The bill ensures that the governor can suspend healthcare-related regulations — within five days of issuing a state of emergency — if that emergency demands immediate action by hospitals to prevent system failure and ensure their ability to work with emergency management.

This includes waiving required certification of needs for building and opening a new health facility or reopening a closed one; increasing bed capacity in acute care, nursing home and assisted living facilities; and increasing the number of dialysis stations at a kidney disease center. 

Also included are waivers for facility licensing, pharmacy licensing and health care provider requirements for medical assistant supervision. 

House Bill 1152, also signed in July 2021, was implemented to create public health districts to centralize resources and expedite funding for emergencies. The bill requires counties to make structural changes to county boards of health, adding additional members from several broad categories. These include consumers of public health, community stakeholders such as nonprofits involved in health inequalities and public health practitioners and employees. 

Tense talks

Discussion is underway locally on how to comply with HB 1152, but those sessions have at times been contentious.

The Whatcom County Council serves as the county’s health board, and an 18-member Public Health Advisory Board (PHAB) serves as an advising body to both the health board and Lautenbach. 

At a Jan. 10 council meeting, applications to fill seven PHAB vacancies were considered. Four were chosen, while five others, including one from antivaccine activist Misty Flowers, were rejected.

During the Jan. 31 advisory board meeting, council members Kathy Kershner and Tyler Byrd criticized PHAB chair Steve Bennett and other committee members for rejecting applications from Flowers and others who disagreed with how health authorities had dealt with the pandemic. Kershner and Byrd maintained that the advisory board’s expansion should allow room to represent community members who disagreed with officials’ decisions.

In the ensuing fraught discussion, council member Todd Donovan abruptly left the meeting; Lautenbach told Byrd his chastising the volunteer members of the advisory board in an open hearing was inappropriate.

What’s ahead?

Seeking to further contextualize the county’s COVID-19 response, the Whatcom County Council hired Seattle’s BERK Consulting to create a report to help improve the county’s response to future disasters. 

College students were among those whose plans and lives were radically disrupted during the COVID-19 shutdown, as public health officials focused on saving lives and halting the pandemic. (Courtesy photo)

The 63-page document was completed last September. It highlights the roles, coordination and planning of local agencies before and during the pandemic response, and offers 30 recommendations divided into five categories. 

One of the categories — planning, training and exercises — is an area already being attended to.

Sidhu said the county’s department of emergency management is revising its processes and procedures at his request. He also wants to see annual tabletop exercises for the county council, local mayors and county administrators, where proper procedure and chain of command would be discussed.

“It’s very fresh in our minds, what we went through,” he said of COVID. “The situation may not be health-related. It may be something else.”

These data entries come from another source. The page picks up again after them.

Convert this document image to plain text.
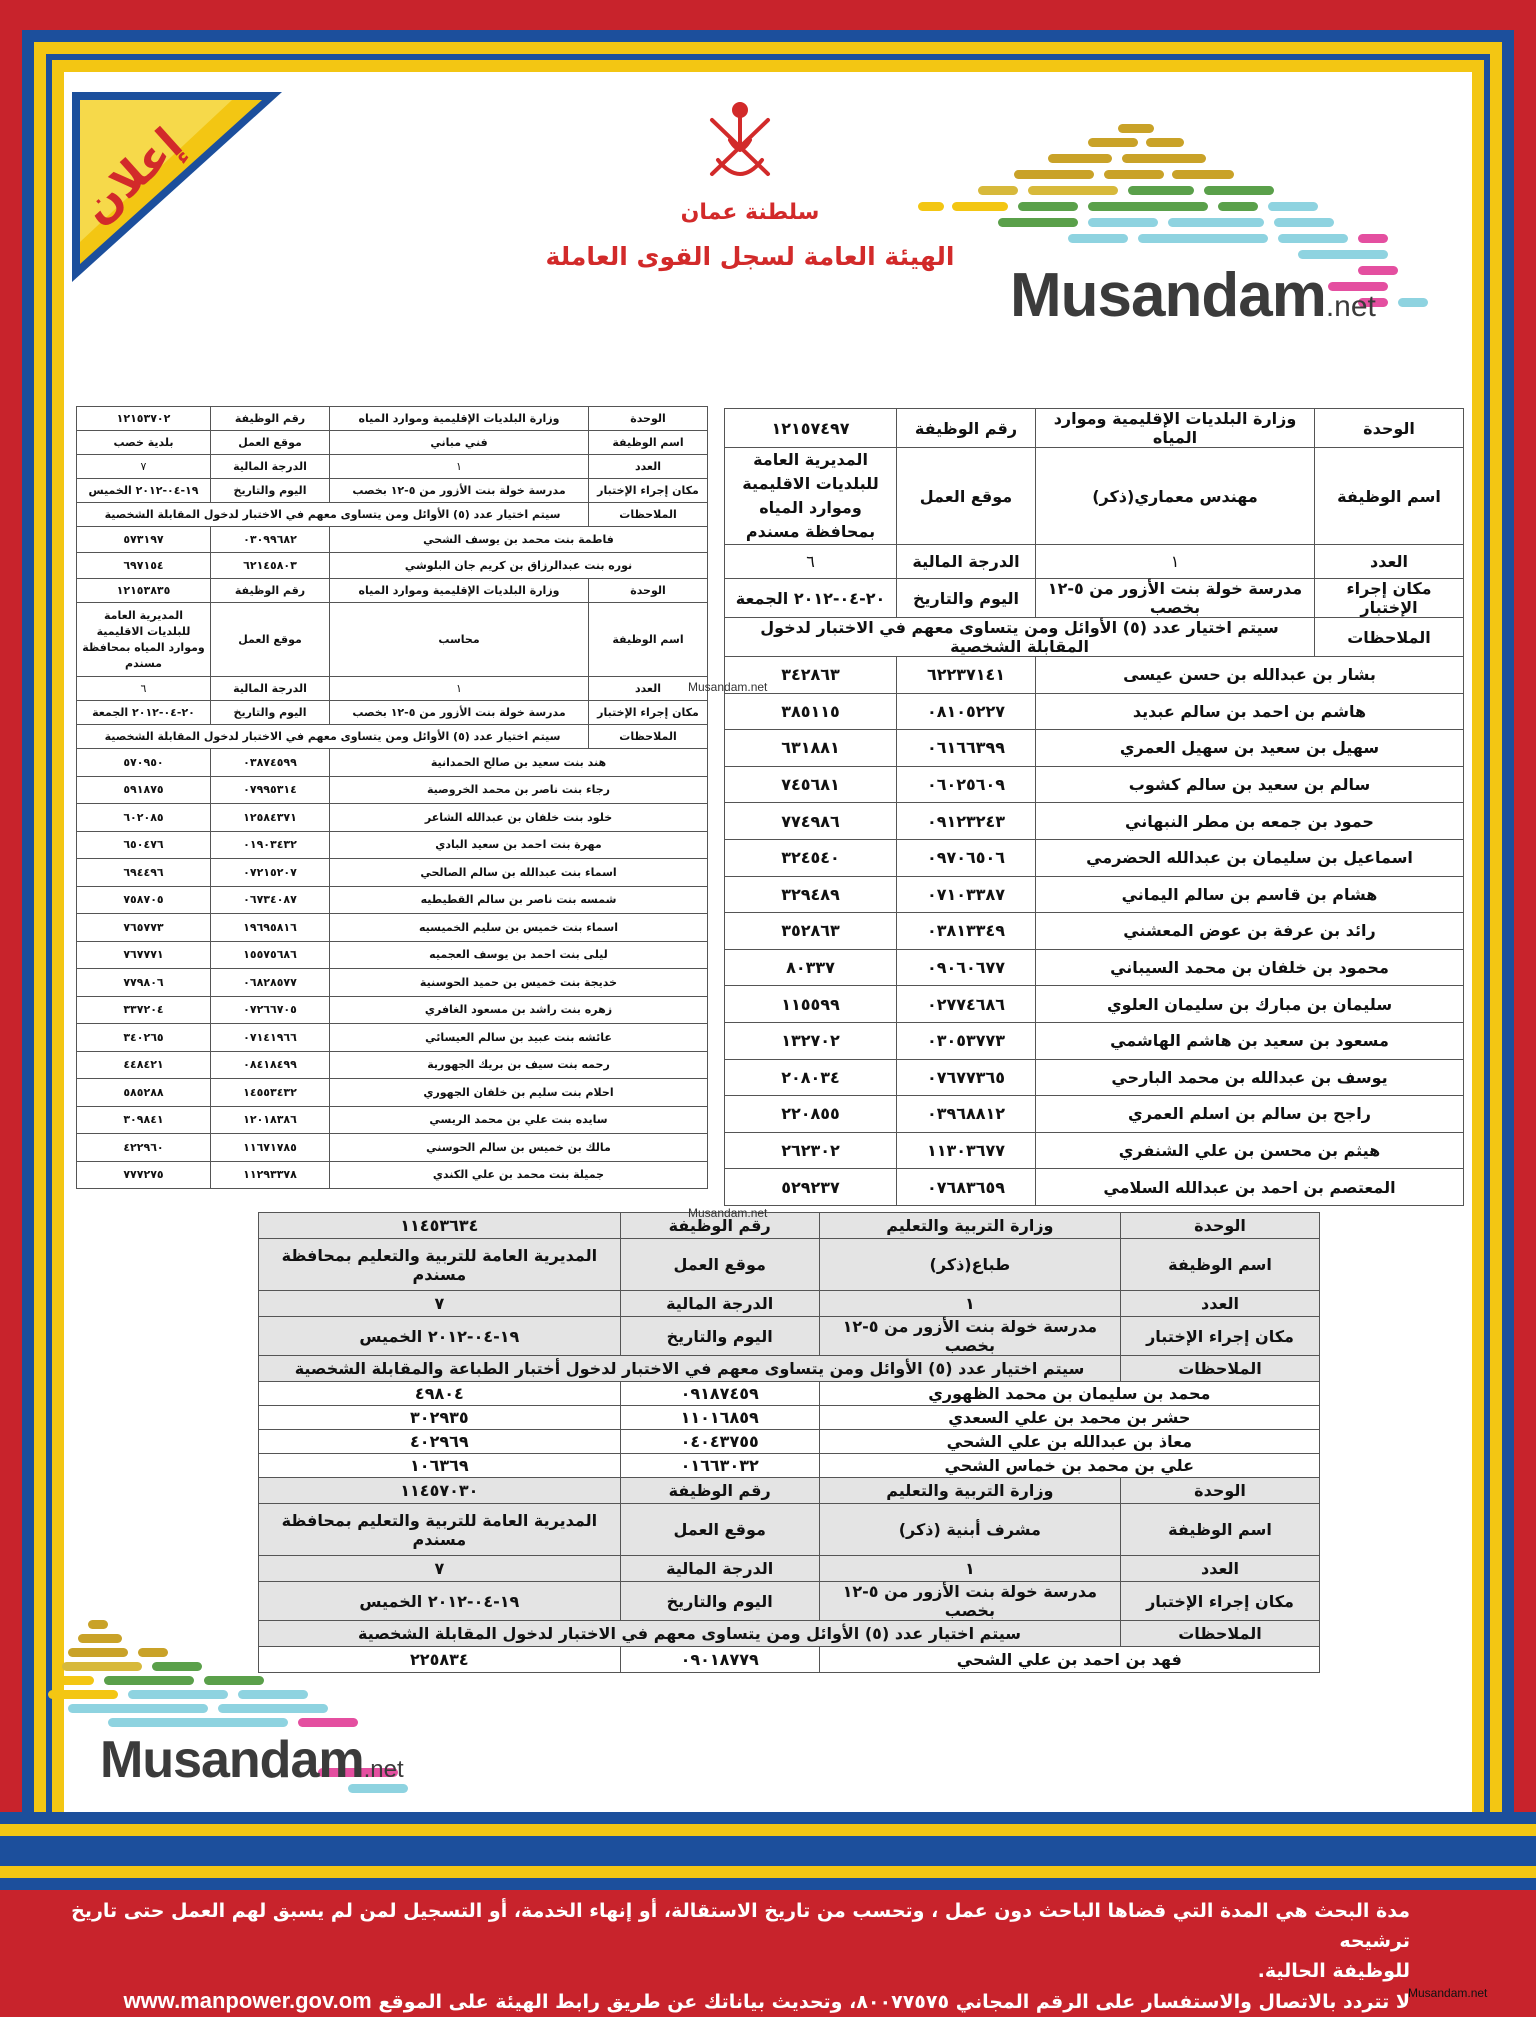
إعلان	سلطنة عمان
الهيئة العامة لسجل القوى العاملة
Musandam.net
Musandam.net
الوحدة	وزارة البلديات الإقليمية وموارد المياه	رقم الوظيفة	١٢١٥٧٤٩٧
اسم الوظيفة	مهندس معماري(ذكر)	موقع العمل	المديرية العامة للبلديات الاقليمية وموارد المياه بمحافظة مسندم
العدد	١	الدرجة المالية	٦
مكان إجراء الإختبار	مدرسة خولة بنت الأزور من ٥-١٢ بخصب	اليوم والتاريخ	٢٠-٠٤-٢٠١٢ الجمعة
الملاحظات	سيتم اختيار عدد (٥) الأوائل ومن يتساوى معهم في الاختبار لدخول المقابلة الشخصية		
بشار بن عبدالله بن حسن عيسى		٦٢٢٣٧١٤١	٣٤٢٨٦٣
هاشم بن احمد بن سالم عبديد		٠٨١٠٥٢٢٧	٣٨٥١١٥
سهيل بن سعيد بن سهيل العمري		٠٦١٦٦٣٩٩	٦٣١٨٨١
سالم بن سعيد بن سالم كشوب		٠٦٠٢٥٦٠٩	٧٤٥٦٨١
حمود بن جمعه بن مطر النبهاني		٠٩١٢٣٢٤٣	٧٧٤٩٨٦
اسماعيل بن سليمان بن عبدالله الحضرمي		٠٩٧٠٦٥٠٦	٣٢٤٥٤٠
هشام بن قاسم بن سالم اليماني		٠٧١٠٣٣٨٧	٣٢٩٤٨٩
رائد بن عرفة بن عوض المعشني		٠٣٨١٣٣٤٩	٣٥٢٨٦٣
محمود بن خلفان بن محمد السيباني		٠٩٠٦٠٦٧٧	٨٠٣٣٧
سليمان بن مبارك بن سليمان العلوي		٠٢٧٧٤٦٨٦	١١٥٥٩٩
مسعود بن سعيد بن هاشم الهاشمي		٠٣٠٥٣٧٧٣	١٣٢٧٠٢
يوسف بن عبدالله بن محمد البارحي		٠٧٦٧٧٣٦٥	٢٠٨٠٣٤
راجح بن سالم بن اسلم العمري		٠٣٩٦٨٨١٢	٢٢٠٨٥٥
هيثم بن محسن بن علي الشنفري		١١٣٠٣٦٧٧	٢٦٢٣٠٢
المعتصم بن احمد بن عبدالله السلامي		٠٧٦٨٣٦٥٩	٥٢٩٢٣٧
الوحدة	وزارة البلديات الإقليمية وموارد المياه	رقم الوظيفة	١٢١٥٣٧٠٢
اسم الوظيفة	فني مباني	موقع العمل	بلدية خصب
العدد	١	الدرجة المالية	٧
مكان إجراء الإختبار	مدرسة خولة بنت الأزور من ٥-١٢ بخصب	اليوم والتاريخ	١٩-٠٤-٢٠١٢ الخميس
الملاحظات	سيتم اختيار عدد (٥) الأوائل ومن يتساوى معهم في الاختبار لدخول المقابلة الشخصية		
فاطمة بنت محمد بن يوسف الشحي		٠٣٠٩٩٦٨٢	٥٧٣١٩٧
نوره بنت عبدالرزاق بن كريم جان البلوشي		٦٢١٤٥٨٠٣	٦٩٧١٥٤
الوحدة	وزارة البلديات الإقليمية وموارد المياه	رقم الوظيفة	١٢١٥٣٨٣٥
اسم الوظيفة	محاسب	موقع العمل	المديرية العامة للبلديات الاقليمية وموارد المياه بمحافظة مسندم
العدد	١	الدرجة المالية	٦
مكان إجراء الإختبار	مدرسة خولة بنت الأزور من ٥-١٢ بخصب	اليوم والتاريخ	٢٠-٠٤-٢٠١٢ الجمعة
الملاحظات	سيتم اختيار عدد (٥) الأوائل ومن يتساوى معهم في الاختبار لدخول المقابلة الشخصية		
هند بنت سعيد بن صالح الحمدانية		٠٣٨٧٤٥٩٩	٥٧٠٩٥٠
رجاء بنت ناصر بن محمد الخروصية		٠٧٩٩٥٣١٤	٥٩١٨٧٥
خلود بنت خلفان بن عبدالله الشاعر		١٢٥٨٤٣٧١	٦٠٢٠٨٥
مهرة بنت احمد بن سعيد البادي		٠١٩٠٣٤٣٢	٦٥٠٤٧٦
اسماء بنت عبدالله بن سالم الصالحي		٠٧٢١٥٢٠٧	٦٩٤٤٩٦
شمسه بنت ناصر بن سالم القطيطيه		٠٦٧٣٤٠٨٧	٧٥٨٧٠٥
اسماء بنت خميس بن سليم الخميسيه		١٩٦٩٥٨١٦	٧٦٥٧٧٣
ليلى بنت احمد بن يوسف العجميه		١٥٥٧٥٦٨٦	٧٦٧٧٧١
خديجة بنت خميس بن حميد الحوسنية		٠٦٨٢٨٥٧٧	٧٧٩٨٠٦
زهره بنت راشد بن مسعود الغافري		٠٧٢٦٦٧٠٥	٣٣٧٢٠٤
عائشه بنت عبيد بن سالم العيسائي		٠٧١٤١٩٦٦	٣٤٠٢٦٥
رحمه بنت سيف بن بريك الجهورية		٠٨٤١٨٤٩٩	٤٤٨٤٢١
احلام بنت سليم بن خلفان الجهوري		١٤٥٥٣٤٣٢	٥٨٥٢٨٨
سايده بنت علي بن محمد الريسي		١٢٠١٨٣٨٦	٣٠٩٨٤١
مالك بن خميس بن سالم الحوسني		١١٦٧١٧٨٥	٤٢٢٩٦٠
جميلة بنت محمد بن علي الكندي		١١٢٩٣٣٧٨	٧٧٧٢٧٥
الوحدة	وزارة التربية والتعليم	رقم الوظيفة	١١٤٥٣٦٣٤
اسم الوظيفة	طباع(ذكر)	موقع العمل	المديرية العامة للتربية والتعليم بمحافظة مسندم
العدد	١	الدرجة المالية	٧
مكان إجراء الإختبار	مدرسة خولة بنت الأزور من ٥-١٢ بخصب	اليوم والتاريخ	١٩-٠٤-٢٠١٢ الخميس
الملاحظات	سيتم اختيار عدد (٥) الأوائل ومن يتساوى معهم في الاختبار لدخول أختبار الطباعة والمقابلة الشخصية		
محمد بن سليمان بن محمد الظهوري		٠٩١٨٧٤٥٩	٤٩٨٠٤
حشر بن محمد بن علي السعدي		١١٠١٦٨٥٩	٣٠٢٩٣٥
معاذ بن عبدالله بن علي الشحي		٠٤٠٤٣٧٥٥	٤٠٢٩٦٩
علي بن محمد بن خماس الشحي		٠١٦٦٣٠٣٢	١٠٦٣٦٩
الوحدة	وزارة التربية والتعليم	رقم الوظيفة	١١٤٥٧٠٣٠
اسم الوظيفة	مشرف أبنية (ذكر)	موقع العمل	المديرية العامة للتربية والتعليم بمحافظة مسندم
العدد	١	الدرجة المالية	٧
مكان إجراء الإختبار	مدرسة خولة بنت الأزور من ٥-١٢ بخصب	اليوم والتاريخ	١٩-٠٤-٢٠١٢ الخميس
الملاحظات	سيتم اختيار عدد (٥) الأوائل ومن يتساوى معهم في الاختبار لدخول المقابلة الشخصية		
فهد بن احمد بن علي الشحي		٠٩٠١٨٧٧٩	٢٢٥٨٣٤
Musandam.net
Musandam.net
Musandam.net
مدة البحث هي المدة التي قضاها الباحث دون عمل ، وتحسب من تاريخ الاستقالة، أو إنهاء الخدمة، أو التسجيل لمن لم يسبق لهم العمل حتى تاريخ ترشيحه
للوظيفة الحالية.
لا تتردد بالاتصال والاستفسار على الرقم المجاني ٨٠٠٧٧٥٧٥، وتحديث بياناتك عن طريق رابط الهيئة على الموقع www.manpower.gov.om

Eleven of BERK’s recommendations involve health department connection, and Lautenbach said a greater focus is being placed on essential training for staff, including those who are to interact with emergency management. 

Overall, Lautenbach said she feels her department is now more prepared than it was before March 2020. State funding has allowed additional nurses, data and communication staff. 

“We’ve been able to grow in the areas that are going to be most impactful,” she said. “They’re going to be able to react much more quickly to the needs of the community.”

Still, the uncertainty of what a future public health emergency looks like keeps her vigilant. 

“The interventions we used for a respiratory virus are going to be different than for other types of pandemics,” Lautenbach said. “I feel like we’re relatively well-prepared for something that’s similar to COVID. But I think we’d have to rewrite the playbook for something else that was spread in a different way.”